Water, water everywhere, but will any of it be fit or free to drink? Not at this rate, warns renowned Canadian water warrior Maude Barlow in Blue Future, the final book of her Blue trilogy.The “unrepentant Canadian,” chair of the ass-kicking Council of Canadians since 1988, has been a proud thorn in the government’s side. Two years ago, she was arrested for civil disobedience protesting the Keystone Pipeline, and earlier this year she returned her Diamond Jubilee medal to the governor general in a show of support for Idle No More.Named the UN’s first adviser on water issues in 2008, Barlow was instrumental in the UN General Assembly’s historic 2010 move to recognize water as a human right.
If we keep H2O pristine and public, it will teach us how to live.
Maude Barlow
by Adria Vasil on NOW
Three years later she cautions that, despite the rise in water consciousness, the stage is being set for unprecedented global drought, mass starvation and millions of water refugees. In Blue Future, Barlow catalogues a vast array of H20 abuses due to fracking, tar sands extraction, biofuels, mining, austerity measures and privatization. But she still believes the story doesn’t have to end in tragedy.
Ecoholic talks to Barlow about the massive rethink needed to save the source of all life.
What do you think is the fundamental problem in our approach to water?
We need a new water ethic, making it a human right and a public trust; we need to [respect] that it has rights, and to understand it will teach us how to live with one another. If we allow water to be put on the open market like oil and gas, we’re going to see millions more people die.
How can we hold the Harper government to account?
This government doesn’t recognize the legal obligations it has, and has dismantled all the rules and tools protecting freshwater: gutting the Fisheries Act and the Navigable Waters Protection Act, which means 99 per cent of our lakes and rivers are now unprotected from fracked or tar sands oil carried by pipelines. We are hoping the next step will be that First Nations use the UN resolution in their fight for clean water.
Can you talk about trends in privatization?
Water is now being bought and sold as private property. It’s not just the privatization of water services but the privatization of the actual ownership of water. The worst is in Chile, where they’ve privatized water absolutely everywhere and auction if off. Canadian mining companies come to Chile and outbid local and indigenous communities and farmers for these rights.
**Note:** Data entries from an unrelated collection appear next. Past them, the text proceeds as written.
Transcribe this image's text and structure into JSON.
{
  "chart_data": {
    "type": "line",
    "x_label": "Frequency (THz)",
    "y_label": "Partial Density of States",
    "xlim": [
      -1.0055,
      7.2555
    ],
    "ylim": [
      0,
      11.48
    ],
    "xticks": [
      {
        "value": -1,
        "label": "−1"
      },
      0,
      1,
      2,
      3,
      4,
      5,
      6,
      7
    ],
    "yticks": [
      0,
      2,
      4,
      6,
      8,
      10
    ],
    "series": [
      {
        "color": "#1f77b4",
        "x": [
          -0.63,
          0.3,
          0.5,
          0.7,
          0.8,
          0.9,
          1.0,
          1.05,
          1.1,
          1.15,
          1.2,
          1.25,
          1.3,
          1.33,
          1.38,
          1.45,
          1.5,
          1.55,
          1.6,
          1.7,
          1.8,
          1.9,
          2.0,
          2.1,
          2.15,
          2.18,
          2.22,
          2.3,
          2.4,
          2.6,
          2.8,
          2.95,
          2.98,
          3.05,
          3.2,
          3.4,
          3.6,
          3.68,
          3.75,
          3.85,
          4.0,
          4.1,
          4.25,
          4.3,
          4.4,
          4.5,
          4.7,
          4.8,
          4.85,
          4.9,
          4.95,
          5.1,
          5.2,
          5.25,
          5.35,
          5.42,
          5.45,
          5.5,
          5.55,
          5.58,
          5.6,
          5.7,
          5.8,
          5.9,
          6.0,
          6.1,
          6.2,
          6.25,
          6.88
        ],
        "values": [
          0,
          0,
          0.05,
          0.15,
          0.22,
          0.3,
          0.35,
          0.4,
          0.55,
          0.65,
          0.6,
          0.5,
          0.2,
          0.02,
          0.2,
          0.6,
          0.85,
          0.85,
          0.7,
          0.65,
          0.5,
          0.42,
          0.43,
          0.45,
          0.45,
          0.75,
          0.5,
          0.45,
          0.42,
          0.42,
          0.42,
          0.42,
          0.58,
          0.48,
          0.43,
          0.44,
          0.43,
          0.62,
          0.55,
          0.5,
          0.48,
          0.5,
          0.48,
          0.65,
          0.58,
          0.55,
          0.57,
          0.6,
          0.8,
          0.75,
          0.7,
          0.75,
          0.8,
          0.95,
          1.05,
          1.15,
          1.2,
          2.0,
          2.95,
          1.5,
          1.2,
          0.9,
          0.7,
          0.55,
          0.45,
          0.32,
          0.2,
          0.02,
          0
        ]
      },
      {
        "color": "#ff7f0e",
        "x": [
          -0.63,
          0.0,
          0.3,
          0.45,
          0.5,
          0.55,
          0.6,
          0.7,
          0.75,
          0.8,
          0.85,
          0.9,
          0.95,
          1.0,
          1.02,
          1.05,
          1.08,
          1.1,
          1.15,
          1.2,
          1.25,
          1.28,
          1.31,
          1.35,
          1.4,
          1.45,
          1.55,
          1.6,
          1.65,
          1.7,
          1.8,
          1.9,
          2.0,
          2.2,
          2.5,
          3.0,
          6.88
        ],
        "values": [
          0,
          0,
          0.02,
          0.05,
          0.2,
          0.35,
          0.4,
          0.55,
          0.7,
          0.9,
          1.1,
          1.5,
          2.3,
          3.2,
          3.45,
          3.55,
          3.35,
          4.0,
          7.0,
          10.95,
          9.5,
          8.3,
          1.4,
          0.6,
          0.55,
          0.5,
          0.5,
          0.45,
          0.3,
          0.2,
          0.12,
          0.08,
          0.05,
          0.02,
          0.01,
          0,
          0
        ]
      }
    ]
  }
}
Also, the World Bank in the Global South and austerity programs in Europe are promoting public-private partnerships (P3s). Here in Canada, the Harper government has said that if municipalities want funding for water services, they have to go P3. There was a referendum (September 25) on a P3 for a waste water treatment plant in Regina. We lost that vote. It’s going to blow up right across the country, one city after another. Hamilton tried privatization and has gone back to a public system, as have municipalities around the world. Privatization has failed so badly. Private companies have to deliver services but also at least 15 per cent profit for their investors. To do that they lay off workers, cut corners or raise the water rates. Forty municipalities in France alone, including Paris, have taken water back from private companies. Only in Canada are we setting out to do something that has been proven a mistake in so many other places.
Why should Canadians be worried about the Canada-Europe trade agreement?
If we sign this, the two biggest water service [companies] in the world, Veolia and Suez, will be allowed to sue for millions of dollars in compensation if a municipality decides to go back to public water. The agreement is a noose around public water services.
Why don’t you support water metres on homes to encourage conservation?
I prefer taxation. This is a poor environment politically to ask for more taxes, so I think we need to shift the burden from families and small business, and charge licence fees to big commercial users. That does not mean any commercial user can access water if they pay. I oppose bottled water takings. In Ontario, users only pay $3.71 for a million litres; the public is subsidizing their profits. We have to fiercely manage water systems and care for them, and that can only be done under public and democratic control.
How can water teach us to live together?
We see conflict within and between countries over dwindling water supplies. I want people to think like the characters in those Hollywood movies when a comet’s coming. Suddenly, all the differences between people don’t mean anything, because it’s all going to be gone. There is a comet coming at us – it’s called the global water crisis, and we’re going to have to say, “I’ll give up an interest here for a larger good there; I’ll forgive an ancient hatred because we both have to survive on this watershed.” Water can be nature’s gift to teach us how to live with one another. It’s a peacemaking tool.